An hour later, Bennett still couldn't shake the images from his mind.
"If we had a mission like that, there's no way we would have come back with 100 percent of our unit," he said. "Guaranteed."
After that, how could he go back to selling ads for a newspaper? Of course, the job is there waiting for him -- if he wants it. But after Iraq, he finds himself thinking about a career change -- perhaps the Department of Homeland Security or the Federal Emergency Management Agency, something with more at stake.
There have been other changes, too. Changes that even Amy could sense, half a world away. He has become hardened by war. She felt it when she called him during the summer and he said he was upset that a mortar explosion had shaken the ground and ruined his game of Scrabble.

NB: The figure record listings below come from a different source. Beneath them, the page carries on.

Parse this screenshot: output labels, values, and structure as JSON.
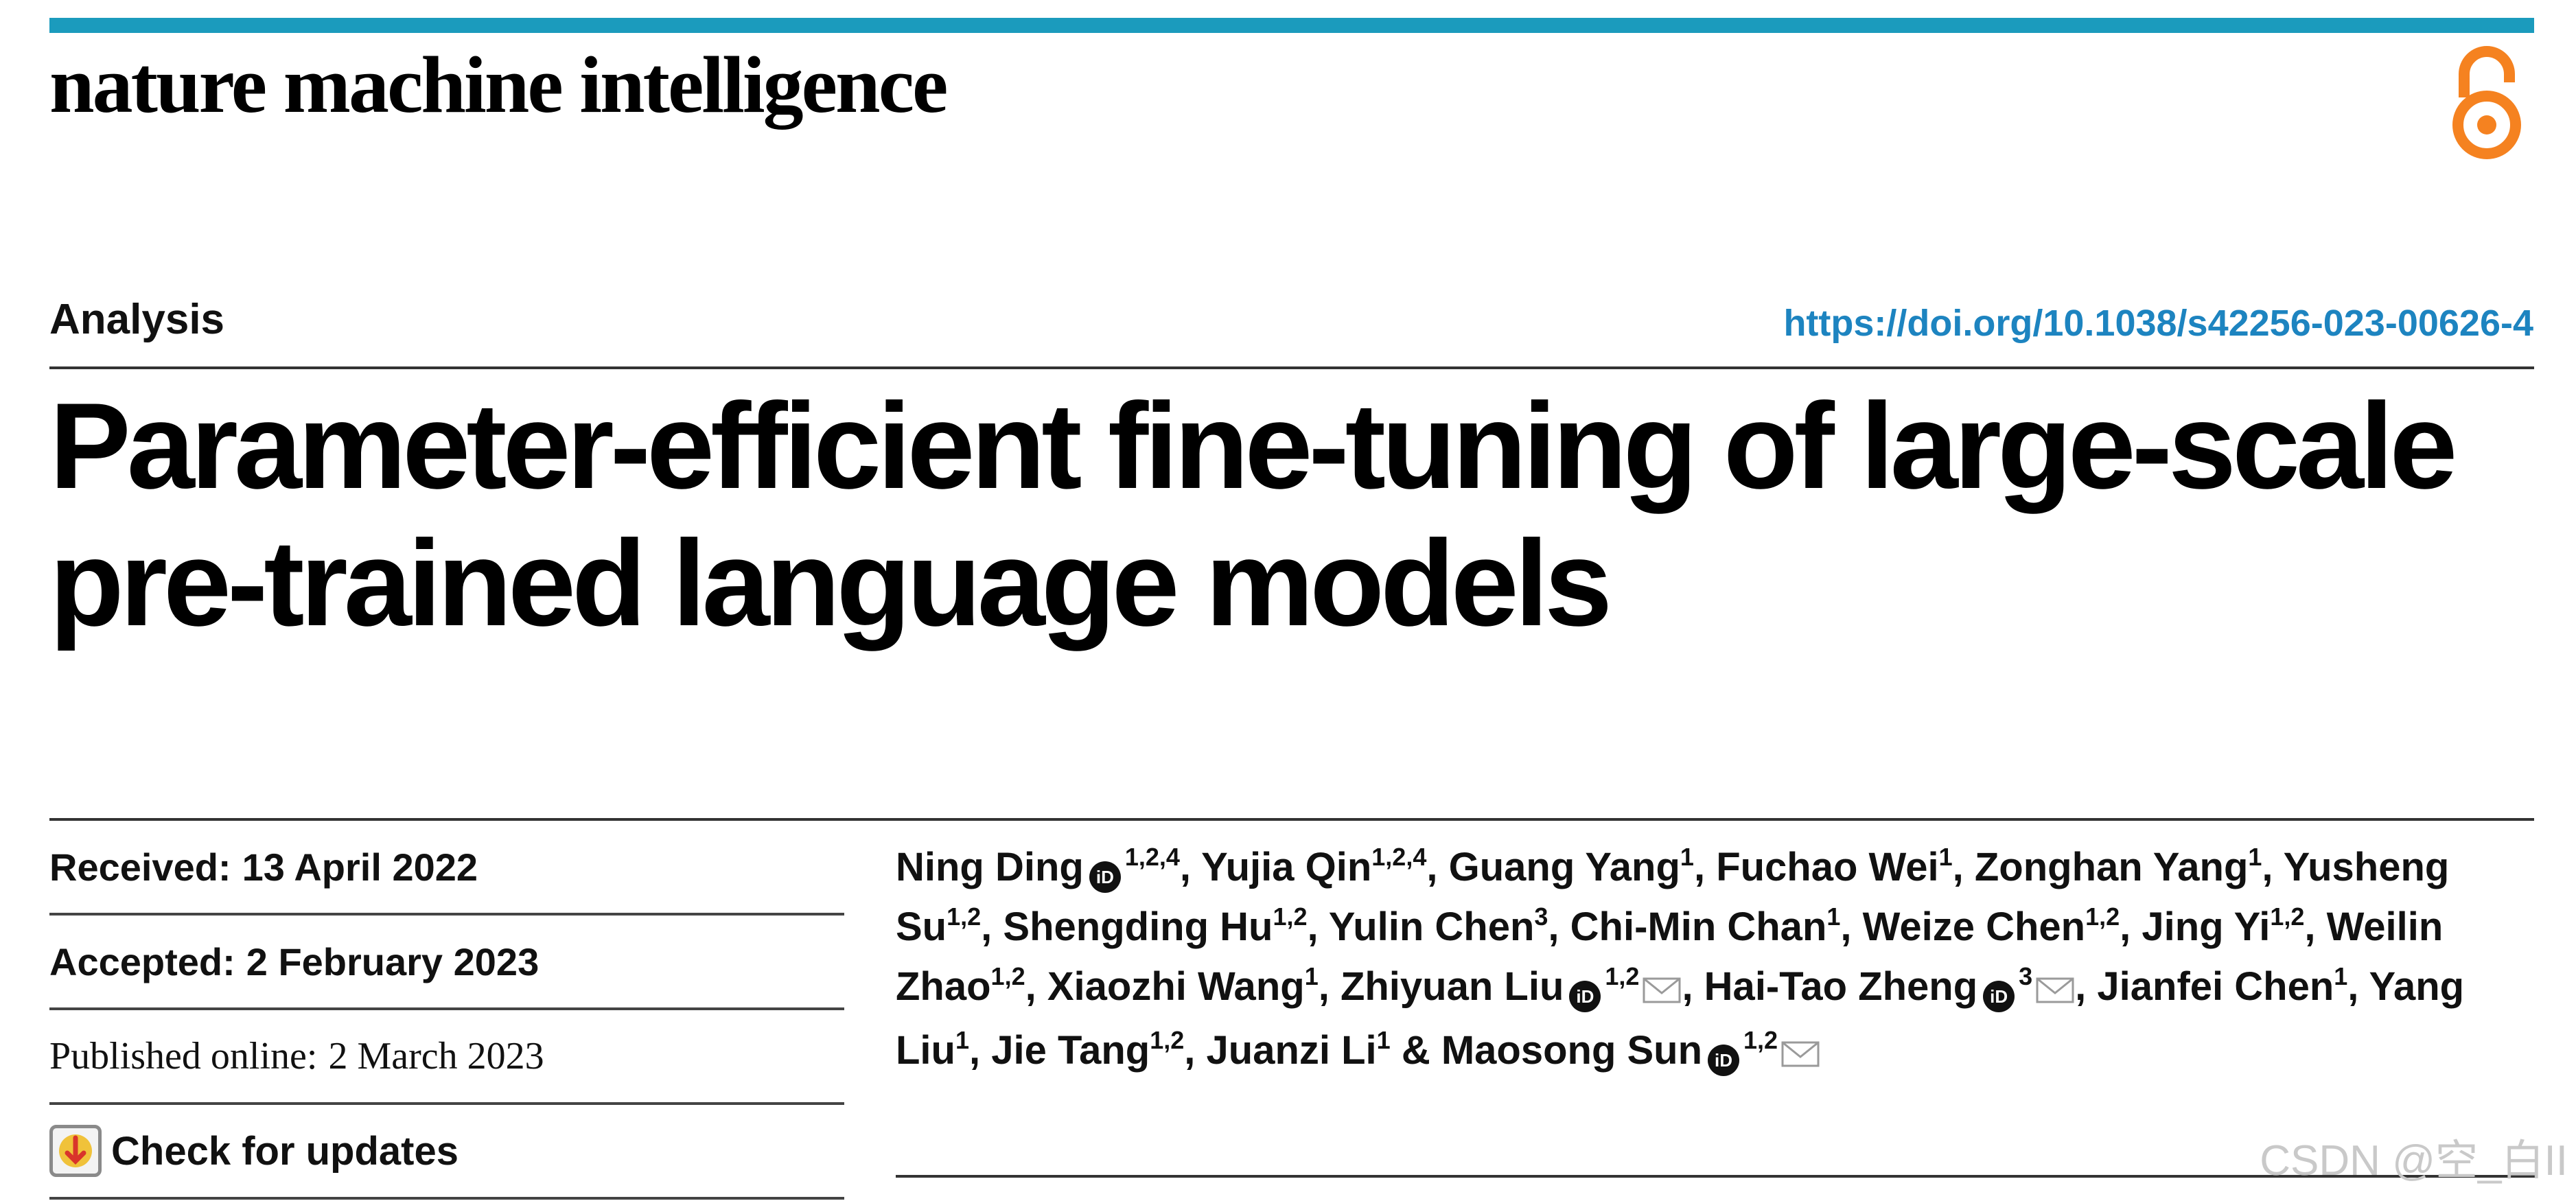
{
  "header": {
    "journal": "nature machine intelligence",
    "brand_color": "#1b9bbd",
    "open_access_icon": "open-access-lock-icon"
  },
  "article": {
    "type": "Analysis",
    "doi": "https://doi.org/10.1038/s42256-023-00626-4",
    "title_line1": "Parameter-efficient fine-tuning of large-scale",
    "title_line2": "pre-trained language models"
  },
  "dates": {
    "received_label": "Received:",
    "received_value": "13 April 2022",
    "accepted_label": "Accepted:",
    "accepted_value": "2 February 2023",
    "published_label": "Published online:",
    "published_value": "2 March 2023"
  },
  "check_updates": {
    "label": "Check for updates"
  },
  "orcid_label": "iD",
  "authors": [
    {
      "name": "Ning Ding",
      "orcid": true,
      "aff": "1,2,4",
      "email": false,
      "sep": ", "
    },
    {
      "name": "Yujia Qin",
      "orcid": false,
      "aff": "1,2,4",
      "email": false,
      "sep": ", "
    },
    {
      "name": "Guang Yang",
      "orcid": false,
      "aff": "1",
      "email": false,
      "sep": ", "
    },
    {
      "name": "Fuchao Wei",
      "orcid": false,
      "aff": "1",
      "email": false,
      "sep": ", "
    },
    {
      "name": "Zonghan Yang",
      "orcid": false,
      "aff": "1",
      "email": false,
      "sep": ", "
    },
    {
      "name": "Yusheng Su",
      "orcid": false,
      "aff": "1,2",
      "email": false,
      "sep": ", "
    },
    {
      "name": "Shengding Hu",
      "orcid": false,
      "aff": "1,2",
      "email": false,
      "sep": ", "
    },
    {
      "name": "Yulin Chen",
      "orcid": false,
      "aff": "3",
      "email": false,
      "sep": ", "
    },
    {
      "name": "Chi-Min Chan",
      "orcid": false,
      "aff": "1",
      "email": false,
      "sep": ", "
    },
    {
      "name": "Weize Chen",
      "orcid": false,
      "aff": "1,2",
      "email": false,
      "sep": ", "
    },
    {
      "name": "Jing Yi",
      "orcid": false,
      "aff": "1,2",
      "email": false,
      "sep": ", "
    },
    {
      "name": "Weilin Zhao",
      "orcid": false,
      "aff": "1,2",
      "email": false,
      "sep": ", "
    },
    {
      "name": "Xiaozhi Wang",
      "orcid": false,
      "aff": "1",
      "email": false,
      "sep": ", "
    },
    {
      "name": "Zhiyuan Liu",
      "orcid": true,
      "aff": "1,2",
      "email": true,
      "sep": ", "
    },
    {
      "name": "Hai-Tao Zheng",
      "orcid": true,
      "aff": "3",
      "email": true,
      "sep": ", "
    },
    {
      "name": "Jianfei Chen",
      "orcid": false,
      "aff": "1",
      "email": false,
      "sep": ", "
    },
    {
      "name": "Yang Liu",
      "orcid": false,
      "aff": "1",
      "email": false,
      "sep": ", "
    },
    {
      "name": "Jie Tang",
      "orcid": false,
      "aff": "1,2",
      "email": false,
      "sep": ", "
    },
    {
      "name": "Juanzi Li",
      "orcid": false,
      "aff": "1",
      "email": false,
      "sep": " & "
    },
    {
      "name": "Maosong Sun",
      "orcid": true,
      "aff": "1,2",
      "email": true,
      "sep": ""
    }
  ],
  "watermark": "CSDN @空_白II"
}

"You're [upset] about the Scrabble board being knocked over and not being bombed?" Amy asked incredulously.
Amy Bennett has changed, too. She told him about the counselor she has been seeing, but not about the incident in the bookstore. And he doesn't know how fragile she has become. Lately, she had been on the verge of falling apart, stretched by all her different roles: mother, graduate student, caretaker of the family finances. It was getting to be too much, and so she sat down to write her husband a letter to say so.
"In general, I feel like I have little joy in my life and little sense of myself," she wrote. "I'm spread so thin I can hardly see myself."
It felt good to get the emotions out. But she felt guilty for complaining. She needed to be strong. And so she tucked the letter into a folder and did not mail it.
Finally, at 3 a.m. on a December Saturday, they touch down on U.S. soil for the first time since February.